With the traditional children’s parades and large gatherings cancelled by Corona infection fears, Norwegians were mostly encouraged to spend the 17th of May at home. That’s where many celebrate with friends and family anyway, at festive breakfasts and lunches, and groups of up to 20 are now allowed as long as everyone says a meter apart.
At precisely 1pm, however, national television channels NRK1 and TV2 were set to broadcast canons firing in a national salute from the Akershus Fortress in Oslo. Right after that, everyone from Kirkenes in the far northeast to Kristansand in the southwest were urged to sing along with verses one, seven and eight of the national anthem Ja, vi elsker, from their living rooms, balconies or out on the street, accompanied by the King’s Guards’ music corps and the choir Det Norske Solistkor playing live from the grounds of the Royal Palace.
State and local officials along with local 17th of May organizing committees around the country were also promising various surprises throughout the day in addition to what’s on offer digitally and on TV. Both NRK and TV2 planned to cover 17th of May events around the country as usual throughout the day, but with exact programs withheld.
No royal waving to the masses
Word leaked out that there will be a national 17th of May event on the grounds of the Royal Palace, from which NRK rigged up for broadcasting. The area where the country’s biggest parade passes under the palace balcony (Slottsplassen) was, however, closed to the public on Sunday. Health Minister Bent Høie made it clear at midweek that “we want the area around the palace to be as empty of people as possible,” an historic departure from more than 75 years of huge 17th of May celebrations that attract tens of thousands of dressed-up Norwegians waving flags at the Royal Family on the balcony.

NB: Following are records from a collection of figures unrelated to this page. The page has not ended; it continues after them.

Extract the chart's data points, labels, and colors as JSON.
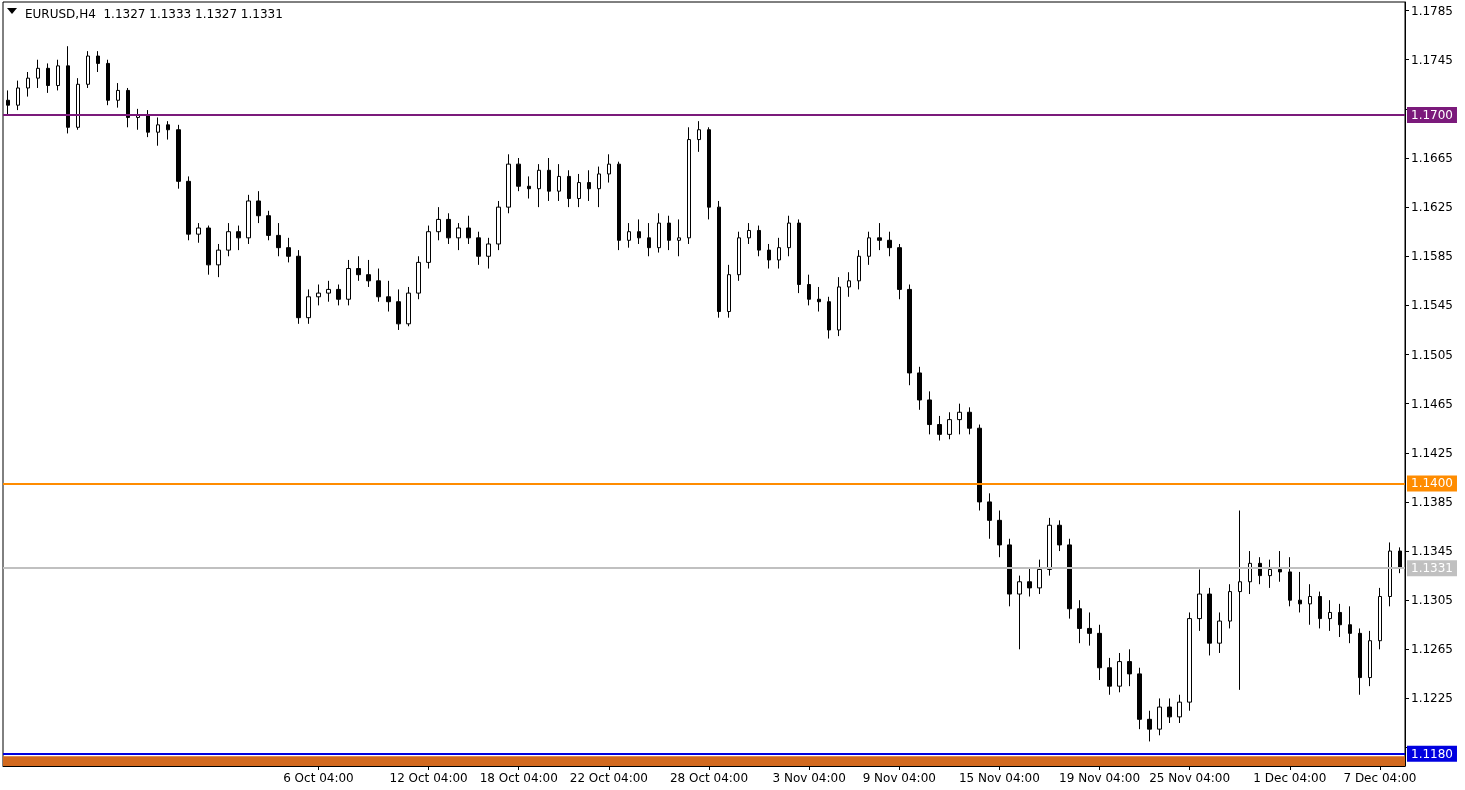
{
  "chart_data": {
    "type": "candlestick",
    "title": "EURUSD,H4  1.1327 1.1333 1.1327 1.1331",
    "color": "#000000",
    "categories": [
      null,
      null,
      null,
      null,
      null,
      null,
      null,
      null,
      null,
      null,
      null,
      null,
      null,
      null,
      null,
      null,
      null,
      null,
      null,
      null,
      null,
      null,
      null,
      null,
      null,
      null,
      null,
      null,
      null,
      null,
      null,
      "6 Oct 04:00",
      null,
      null,
      null,
      null,
      null,
      null,
      null,
      null,
      null,
      null,
      "12 Oct 04:00",
      null,
      null,
      null,
      null,
      null,
      null,
      null,
      null,
      "18 Oct 04:00",
      null,
      null,
      null,
      null,
      null,
      null,
      null,
      null,
      "22 Oct 04:00",
      null,
      null,
      null,
      null,
      null,
      null,
      null,
      null,
      null,
      "28 Oct 04:00",
      null,
      null,
      null,
      null,
      null,
      null,
      null,
      null,
      null,
      "3 Nov 04:00",
      null,
      null,
      null,
      null,
      null,
      null,
      null,
      null,
      "9 Nov 04:00",
      null,
      null,
      null,
      null,
      null,
      null,
      null,
      null,
      null,
      "15 Nov 04:00",
      null,
      null,
      null,
      null,
      null,
      null,
      null,
      null,
      null,
      "19 Nov 04:00",
      null,
      null,
      null,
      null,
      null,
      null,
      null,
      null,
      "25 Nov 04:00",
      null,
      null,
      null,
      null,
      null,
      null,
      null,
      null,
      null,
      "1 Dec 04:00",
      null,
      null,
      null,
      null,
      null,
      null,
      null,
      null,
      "7 Dec 04:00",
      null,
      null
    ],
    "ohlc": [
      [
        1.1712,
        1.172,
        1.17,
        1.1708
      ],
      [
        1.1708,
        1.1728,
        1.1704,
        1.1722
      ],
      [
        1.1722,
        1.1735,
        1.1715,
        1.173
      ],
      [
        1.173,
        1.1745,
        1.1722,
        1.1738
      ],
      [
        1.1738,
        1.1742,
        1.1718,
        1.1724
      ],
      [
        1.1724,
        1.1745,
        1.172,
        1.174
      ],
      [
        1.174,
        1.1756,
        1.1685,
        1.169
      ],
      [
        1.169,
        1.173,
        1.1688,
        1.1725
      ],
      [
        1.1725,
        1.1752,
        1.1722,
        1.1748
      ],
      [
        1.1748,
        1.1752,
        1.1735,
        1.1742
      ],
      [
        1.1742,
        1.1745,
        1.1708,
        1.1712
      ],
      [
        1.1712,
        1.1726,
        1.1706,
        1.172
      ],
      [
        1.172,
        1.1722,
        1.169,
        1.1698
      ],
      [
        1.1698,
        1.1705,
        1.1688,
        1.17
      ],
      [
        1.17,
        1.1704,
        1.1682,
        1.1686
      ],
      [
        1.1686,
        1.1698,
        1.1675,
        1.1692
      ],
      [
        1.1692,
        1.1695,
        1.168,
        1.1688
      ],
      [
        1.1688,
        1.1692,
        1.164,
        1.1646
      ],
      [
        1.1646,
        1.165,
        1.1598,
        1.1603
      ],
      [
        1.1603,
        1.1612,
        1.1596,
        1.1608
      ],
      [
        1.1608,
        1.161,
        1.157,
        1.1578
      ],
      [
        1.1578,
        1.1595,
        1.1568,
        1.159
      ],
      [
        1.159,
        1.1612,
        1.1585,
        1.1605
      ],
      [
        1.1605,
        1.161,
        1.159,
        1.16
      ],
      [
        1.16,
        1.1635,
        1.1595,
        1.163
      ],
      [
        1.163,
        1.1638,
        1.1612,
        1.1618
      ],
      [
        1.1618,
        1.1622,
        1.1598,
        1.1602
      ],
      [
        1.1602,
        1.1612,
        1.1585,
        1.1592
      ],
      [
        1.1592,
        1.16,
        1.158,
        1.1585
      ],
      [
        1.1585,
        1.159,
        1.153,
        1.1535
      ],
      [
        1.1535,
        1.1558,
        1.153,
        1.1552
      ],
      [
        1.1552,
        1.1562,
        1.1545,
        1.1555
      ],
      [
        1.1555,
        1.1565,
        1.1548,
        1.1558
      ],
      [
        1.1558,
        1.1562,
        1.1545,
        1.155
      ],
      [
        1.155,
        1.1582,
        1.1545,
        1.1575
      ],
      [
        1.1575,
        1.1585,
        1.1565,
        1.157
      ],
      [
        1.157,
        1.1582,
        1.156,
        1.1565
      ],
      [
        1.1565,
        1.1575,
        1.1548,
        1.1552
      ],
      [
        1.1552,
        1.1565,
        1.154,
        1.1548
      ],
      [
        1.1548,
        1.1558,
        1.1525,
        1.153
      ],
      [
        1.153,
        1.156,
        1.1528,
        1.1555
      ],
      [
        1.1555,
        1.1585,
        1.155,
        1.158
      ],
      [
        1.158,
        1.161,
        1.1575,
        1.1605
      ],
      [
        1.1605,
        1.1625,
        1.1598,
        1.1615
      ],
      [
        1.1615,
        1.162,
        1.1595,
        1.16
      ],
      [
        1.16,
        1.1612,
        1.159,
        1.1608
      ],
      [
        1.1608,
        1.1618,
        1.1595,
        1.16
      ],
      [
        1.16,
        1.1605,
        1.1578,
        1.1585
      ],
      [
        1.1585,
        1.16,
        1.1575,
        1.1595
      ],
      [
        1.1595,
        1.163,
        1.159,
        1.1625
      ],
      [
        1.1625,
        1.1668,
        1.162,
        1.166
      ],
      [
        1.166,
        1.1665,
        1.1638,
        1.1642
      ],
      [
        1.1642,
        1.165,
        1.1632,
        1.164
      ],
      [
        1.164,
        1.166,
        1.1625,
        1.1655
      ],
      [
        1.1655,
        1.1665,
        1.163,
        1.1638
      ],
      [
        1.1638,
        1.166,
        1.163,
        1.165
      ],
      [
        1.165,
        1.1655,
        1.1625,
        1.1632
      ],
      [
        1.1632,
        1.1652,
        1.1625,
        1.1645
      ],
      [
        1.1645,
        1.1655,
        1.163,
        1.164
      ],
      [
        1.164,
        1.1658,
        1.1625,
        1.1652
      ],
      [
        1.1652,
        1.1668,
        1.1645,
        1.166
      ],
      [
        1.166,
        1.1662,
        1.159,
        1.1598
      ],
      [
        1.1598,
        1.1612,
        1.1592,
        1.1605
      ],
      [
        1.1605,
        1.1615,
        1.1595,
        1.16
      ],
      [
        1.16,
        1.1612,
        1.1585,
        1.1592
      ],
      [
        1.1592,
        1.162,
        1.1588,
        1.1612
      ],
      [
        1.1612,
        1.1618,
        1.159,
        1.1598
      ],
      [
        1.1598,
        1.1615,
        1.1585,
        1.16
      ],
      [
        1.16,
        1.169,
        1.1595,
        1.168
      ],
      [
        1.168,
        1.1695,
        1.167,
        1.1688
      ],
      [
        1.1688,
        1.169,
        1.1615,
        1.1625
      ],
      [
        1.1625,
        1.163,
        1.1535,
        1.154
      ],
      [
        1.154,
        1.1578,
        1.1535,
        1.157
      ],
      [
        1.157,
        1.1605,
        1.1565,
        1.16
      ],
      [
        1.16,
        1.1612,
        1.1595,
        1.1606
      ],
      [
        1.1606,
        1.161,
        1.1585,
        1.159
      ],
      [
        1.159,
        1.1595,
        1.1575,
        1.1582
      ],
      [
        1.1582,
        1.16,
        1.1575,
        1.1592
      ],
      [
        1.1592,
        1.1618,
        1.1585,
        1.1612
      ],
      [
        1.1612,
        1.1615,
        1.1555,
        1.1562
      ],
      [
        1.1562,
        1.157,
        1.1545,
        1.155
      ],
      [
        1.155,
        1.156,
        1.154,
        1.1548
      ],
      [
        1.1548,
        1.1552,
        1.1518,
        1.1525
      ],
      [
        1.1525,
        1.1568,
        1.152,
        1.156
      ],
      [
        1.156,
        1.1572,
        1.1552,
        1.1565
      ],
      [
        1.1565,
        1.159,
        1.1558,
        1.1585
      ],
      [
        1.1585,
        1.1605,
        1.1578,
        1.16
      ],
      [
        1.16,
        1.1612,
        1.159,
        1.1598
      ],
      [
        1.1598,
        1.1605,
        1.1585,
        1.1592
      ],
      [
        1.1592,
        1.1595,
        1.155,
        1.1558
      ],
      [
        1.1558,
        1.1562,
        1.148,
        1.149
      ],
      [
        1.149,
        1.1495,
        1.146,
        1.1468
      ],
      [
        1.1468,
        1.1475,
        1.144,
        1.1448
      ],
      [
        1.1448,
        1.1455,
        1.1435,
        1.144
      ],
      [
        1.144,
        1.1458,
        1.1436,
        1.1452
      ],
      [
        1.1452,
        1.1465,
        1.144,
        1.1458
      ],
      [
        1.1458,
        1.1462,
        1.144,
        1.1445
      ],
      [
        1.1445,
        1.1448,
        1.1378,
        1.1385
      ],
      [
        1.1385,
        1.1392,
        1.1355,
        1.137
      ],
      [
        1.137,
        1.1378,
        1.134,
        1.135
      ],
      [
        1.135,
        1.1355,
        1.13,
        1.131
      ],
      [
        1.131,
        1.1325,
        1.1265,
        1.132
      ],
      [
        1.132,
        1.1332,
        1.1308,
        1.1315
      ],
      [
        1.1315,
        1.1338,
        1.131,
        1.133
      ],
      [
        1.133,
        1.1372,
        1.1325,
        1.1366
      ],
      [
        1.1366,
        1.137,
        1.1345,
        1.135
      ],
      [
        1.135,
        1.1355,
        1.129,
        1.1298
      ],
      [
        1.1298,
        1.1305,
        1.127,
        1.1282
      ],
      [
        1.1282,
        1.1295,
        1.1268,
        1.1278
      ],
      [
        1.1278,
        1.1285,
        1.124,
        1.125
      ],
      [
        1.125,
        1.1258,
        1.1228,
        1.1235
      ],
      [
        1.1235,
        1.1262,
        1.123,
        1.1255
      ],
      [
        1.1255,
        1.1265,
        1.1235,
        1.1245
      ],
      [
        1.1245,
        1.125,
        1.12,
        1.1208
      ],
      [
        1.1208,
        1.1215,
        1.119,
        1.12
      ],
      [
        1.12,
        1.1225,
        1.1195,
        1.1218
      ],
      [
        1.1218,
        1.1225,
        1.1205,
        1.121
      ],
      [
        1.121,
        1.1228,
        1.1205,
        1.1222
      ],
      [
        1.1222,
        1.1295,
        1.1215,
        1.129
      ],
      [
        1.129,
        1.133,
        1.128,
        1.131
      ],
      [
        1.131,
        1.1315,
        1.126,
        1.127
      ],
      [
        1.127,
        1.1295,
        1.1262,
        1.1288
      ],
      [
        1.1288,
        1.1318,
        1.1282,
        1.1312
      ],
      [
        1.1312,
        1.1378,
        1.1232,
        1.132
      ],
      [
        1.132,
        1.1345,
        1.131,
        1.1335
      ],
      [
        1.1335,
        1.134,
        1.1318,
        1.1325
      ],
      [
        1.1325,
        1.1338,
        1.1315,
        1.133
      ],
      [
        1.133,
        1.1345,
        1.132,
        1.1328
      ],
      [
        1.1328,
        1.134,
        1.13,
        1.1305
      ],
      [
        1.1305,
        1.1328,
        1.1295,
        1.1302
      ],
      [
        1.1302,
        1.1318,
        1.1285,
        1.1308
      ],
      [
        1.1308,
        1.1312,
        1.1282,
        1.129
      ],
      [
        1.129,
        1.1305,
        1.128,
        1.1295
      ],
      [
        1.1295,
        1.1302,
        1.1275,
        1.1285
      ],
      [
        1.1285,
        1.13,
        1.127,
        1.1278
      ],
      [
        1.1278,
        1.1282,
        1.1228,
        1.1242
      ],
      [
        1.1242,
        1.128,
        1.1235,
        1.1272
      ],
      [
        1.1272,
        1.1315,
        1.1265,
        1.1308
      ],
      [
        1.1308,
        1.1352,
        1.13,
        1.1345
      ],
      [
        1.1345,
        1.1348,
        1.1327,
        1.1331
      ]
    ],
    "ylim": [
      1.117,
      1.1792
    ],
    "yticks": [
      {
        "value": 1.1185,
        "label": null
      },
      1.1225,
      1.1265,
      1.1305,
      1.1345,
      1.1385,
      1.1425,
      1.1465,
      1.1505,
      1.1545,
      1.1585,
      1.1625,
      1.1665,
      {
        "value": 1.1705,
        "label": null
      },
      1.1745,
      1.1785
    ],
    "ref_lines": [
      {
        "axis": "y",
        "value": 1.17,
        "label": "1.1700",
        "color": "#7b1a7b"
      },
      {
        "axis": "y",
        "value": 1.14,
        "label": "1.1400",
        "color": "#ff8c00"
      },
      {
        "axis": "y",
        "value": 1.1331,
        "label": "1.1331",
        "color": "#c0c0c0"
      },
      {
        "axis": "y",
        "value": 1.118,
        "label": "1.1180",
        "color": "#0000e0"
      }
    ],
    "bands": [
      {
        "axis": "y",
        "from": 1.117,
        "to": 1.1178,
        "color": "#d2691e"
      }
    ],
    "grid": false
  }
}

Until Corona came along, only World War II had ever halted Norway’s 17th of May parades that began in 1870. The Royal Family has been represented on the balcony of the palace since 1906, the first 17th of May after Norway broke out of its unhappy union with Sweden in 1905 and re-established its own monarchy. There was one year when the former King Haakon VII was away at a funeral, and Nazi German occupiers banned 17th of May celebrations after their invasion in 1940 until their surrender just a week before May 17, 1945. King Haakon was too ill to appear on the balcony just before he died in 1957 but his son King Olav V appeared, also while ill himself in 1990 on his last 17th of May before he died in January 1991.
Olav’s son King Harald V hasn’t missed a 17th of May accompanied by his family on the balcony. He’s now 83 and was ill last winter, but has addressed the nation during the Corona crisis, spoke at last week’s scaled-down events on Liberation- and Veteran’s Day, and is widely expected to appear somewhere.
In the midst of all the secrecy around official events, NRK and TV2 planned to cover various morning wreath-laying ceremonies around the country and in Oslo, not least at the graves of national heroes at the Vår Frelsers (Our Saviours’) cemetery. There would also be sporadic “pop-up” parades by small marching bands through neighbourhoods and downtown areas, none of which were announced in advance.
A parade of boats led by Norway’s tall ship Christian Radich around the inner Oslo Fjord was, however, announced in advance, along with convoys of veteran vehicles decorated for the occasion that were scheduled to leave from Skullerud, Kalbakken and Hovseter in Oslo at 11am.
“Pop-up” folk dancing was also expected in Oslo and other Norwegian cities between noon and 3pm. Members of the public encountering the spontaneous displays were invited to join in as long as distances of a meter were respected.
Many restaurants that finally were allowed to reopen last week have planned special 17th of May meal serving, but seating was limited because of ongoing Corona restrictions.